By 2016, although the economy had recovered, the economic recovery had been quite uneven nationally and cultural issues were making a reappearance, as the prosperous cultural elite left of the coasts went on the offensive on issues regarding transgenderism, intersectionality, radical feminism, and socialism. My personal hypothesis is that this offensive began because its adherents were emboldened by Obama winning reelection in 2012, but diving into that is for another day. Although Hillary Clinton was seemingly the destined choice for Democrats that year, Senator Bernie Sanders of Vermont, an Independent and self-admitted socialist, threw his hat in the ring. Although he lost the primary, he outperformed expectations and excited the populist left, which may prove a much greater factor in the 2020 Democratic primary.

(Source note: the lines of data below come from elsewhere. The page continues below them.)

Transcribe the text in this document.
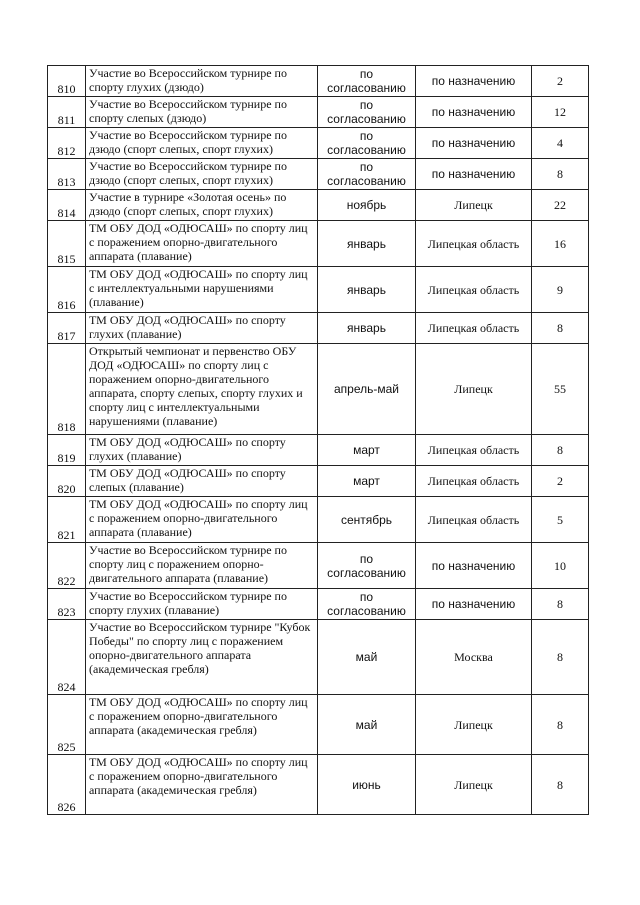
810	Участие во Всероссийском турнире по спорту глухих (дзюдо)	по согласованию	по назначению	2
811	Участие во Всероссийском турнире по спорту слепых (дзюдо)	по согласованию	по назначению	12
812	Участие во Всероссийском турнире по дзюдо (спорт слепых, спорт глухих)	по согласованию	по назначению	4
813	Участие во Всероссийском турнире по дзюдо (спорт слепых, спорт глухих)	по согласованию	по назначению	8
814	Участие в турнире «Золотая осень» по дзюдо (спорт слепых, спорт глухих)	ноябрь	Липецк	22
815	ТМ ОБУ ДОД «ОДЮСАШ» по спорту лиц с поражением опорно-двигательного аппарата (плавание)	январь	Липецкая область	16
816	ТМ ОБУ ДОД «ОДЮСАШ» по спорту лиц с интеллектуальными нарушениями (плавание)	январь	Липецкая область	9
817	ТМ ОБУ ДОД «ОДЮСАШ» по спорту глухих (плавание)	январь	Липецкая область	8
818	Открытый чемпионат и первенство ОБУ ДОД «ОДЮСАШ» по спорту лиц с поражением опорно-двигательного аппарата, спорту слепых, спорту глухих и спорту лиц с интеллектуальными нарушениями (плавание)	апрель-май	Липецк	55
819	ТМ ОБУ ДОД «ОДЮСАШ» по спорту глухих (плавание)	март	Липецкая область	8
820	ТМ ОБУ ДОД «ОДЮСАШ» по спорту слепых (плавание)	март	Липецкая область	2
821	ТМ ОБУ ДОД «ОДЮСАШ» по спорту лиц с поражением опорно-двигательного аппарата (плавание)	сентябрь	Липецкая область	5
822	Участие во Всероссийском турнире по спорту лиц с поражением опорно-двигательного аппарата (плавание)	по согласованию	по назначению	10
823	Участие во Всероссийском турнире по спорту глухих (плавание)	по согласованию	по назначению	8
824	Участие во Всероссийском турнире "Кубок Победы" по спорту лиц с поражением опорно-двигательного аппарата (академическая гребля)	май	Москва	8
825	ТМ ОБУ ДОД «ОДЮСАШ» по спорту лиц с поражением опорно-двигательного аппарата (академическая гребля)	май	Липецк	8
826	ТМ ОБУ ДОД «ОДЮСАШ» по спорту лиц с поражением опорно-двигательного аппарата (академическая гребля)	июнь	Липецк	8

The creation of the Tea Party, the Trump presidency, and Bernie Sanders’s level of support in the Democratic primary can be traced to the enactment of the Emergency Economic Stabilization Act. I am not alone in this thought, as Emily Ekins (2014) of Reason states: “While many think of the tea party as beginning with President Obama’s stimulus plan, TARP under President Bush was the initial catalyst”.
How did I feel about the matter? At first, I thought that perhaps this exception to free market principles was necessary to save many, many jobs, but by the time of the vote I was opposed to the bailout because I, like many Americans, thought that profits and losses should be private. Perhaps if the disaster happened, these institutions would think twice before engaging in the overly risky behavior that resulted in their downfall. Don’t get me wrong, I think not bailing out Wall Street and the banks would have hurt like hell in the short run for everyone, but I think we would have recovered and a recurrence would be much less likely. How did you feel about the bailouts? Has your view changed?
Ekins, E. (2014, October 3). Today’s Bailout Anniversary Reminds Us That the Tea Party Is More Than Anti-Obama. Reason.
Etheridge, E. (2009, February 20). Rick Santelli: Tea Party Time. The New York Times.